The funds will be critical to turning out the vote in key states, as well as flooding the airwaves with anti-Donald Trump advertisements.
Priorities spokesman Justin Barasky said the group has raised $153 million so far, with more than $9 million raised in July.
One Democratic donor in particular is reasserting himself as a heavyweight: billionaire environmentalist Tom Steyer. Steyer gave another $7 million to his super PAC, NextGen Climate, last month, raising his total contributions to that group this cycle to over $35 million. The Clinton supporter struggled to impact the elections in 2012 and 2014, but he has continued his efforts in this election, with the stated goal of inspiring action on climate change.
Clinton is scheduled to attend a top-dollar fundraiser Tuesday at the Hollywood Hills home of Justin Timberlake and his wife, actress Jessica Biel, a source with knowledge of the fundraiser told CNN. Leonardo DiCaprio was supposed to host the event but pulled out due to a scheduling conflict.
The event comes as part of a three-day, eight-fundraiser-trip to California for Clinton.
Trump lagging behind
Trump’s main allied PACs are not currently on pace to keep up with Clinton’s. The main Trump group, Rebuilding America Now, is not scheduled to file a campaign finance report this weekend, though the group’s chief strategist, Ken McKay, told MSNBC this week it had raised more than $10 million this year.
A second Trump group, Great America PAC, raised only $2.4 million this month, much of it from small donors.
An anti-Clinton PAC, Defeat Crooked Hillay PAC, got $2 million more from Bob Mercer, a reclusive hedge-funder close to Trump’s new campaign leadership. But the PAC last month failed to secure any other major donations, hurting its claim that it is one of the primary Trump super PACs.
Meanwhile, former New York City Mayor Mike Bloomberg did some of his first 2016 spending by contributing $5 million to his super PAC, Independence USA.
Nearly $300 million spent between campaigns
As of the end of July, the Clinton campaign reported to the Federal Election Committee that it had raised almost $275 million and spent over $230 million. Over the same period, the Trump campaign had raised slightly over $91 million and spent just over $71 million. Not including outside groups, the two campaigns have combined to spend more than $300 million so far in this election cycle.

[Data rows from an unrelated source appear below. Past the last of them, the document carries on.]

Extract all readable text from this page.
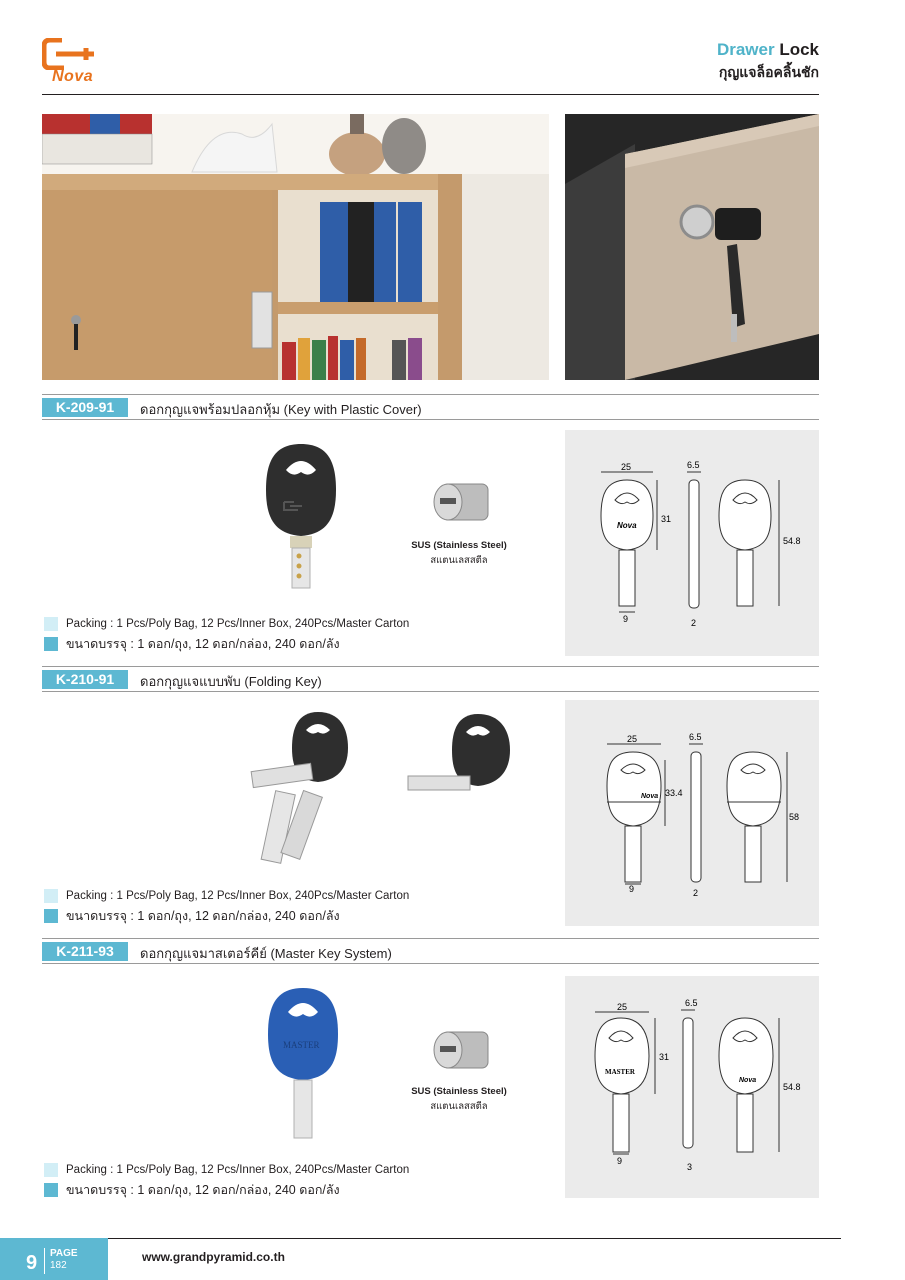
Nova
Drawer Lock
กุญแจล็อคลิ้นชัก
K-209-91	ดอกกุญแจพร้อมปลอกหุ้ม (Key with Plastic Cover)
SUS (Stainless Steel)
สแตนเลสสตีล
Nova
25
31
9
6.5
2
54.8
Packing : 1 Pcs/Poly Bag, 12 Pcs/Inner Box, 240Pcs/Master Carton
ขนาดบรรจุ : 1 ดอก/ถุง, 12 ดอก/กล่อง, 240 ดอก/ลัง
K-210-91	ดอกกุญแจแบบพับ (Folding Key)
Nova
25
33.4
9
6.5
2
58
Packing : 1 Pcs/Poly Bag, 12 Pcs/Inner Box, 240Pcs/Master Carton
ขนาดบรรจุ : 1 ดอก/ถุง, 12 ดอก/กล่อง, 240 ดอก/ลัง
K-211-93	ดอกกุญแจมาสเตอร์คีย์ (Master Key System)
MASTER
SUS (Stainless Steel)
สแตนเลสสตีล
MASTER
25
31
9
6.5
3
Nova
54.8
Packing : 1 Pcs/Poly Bag, 12 Pcs/Inner Box, 240Pcs/Master Carton
ขนาดบรรจุ : 1 ดอก/ถุง, 12 ดอก/กล่อง, 240 ดอก/ลัง
9 PAGE
182
www.grandpyramid.co.th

The Trump campaign just began its general election advertising efforts this weekend, an attempt to catch up in an area where the Clinton campaign has so far completely outspent the Republican nominee. The initial ad buy came around $4 million on Friday and was targeted at four swing states.
The Republican National Committee also announced Saturday it had raised $199.5 million this election cycle, including $27.2 million in July. The party currently has $34.5 million cash on hand, the RNC said in a statement.
The Democratic National Committee, meanwhile, has raised $151.3 million this cycle, pulling in $32.3 million last month and retaining $10.1 million cash on hand, the group said in a statement.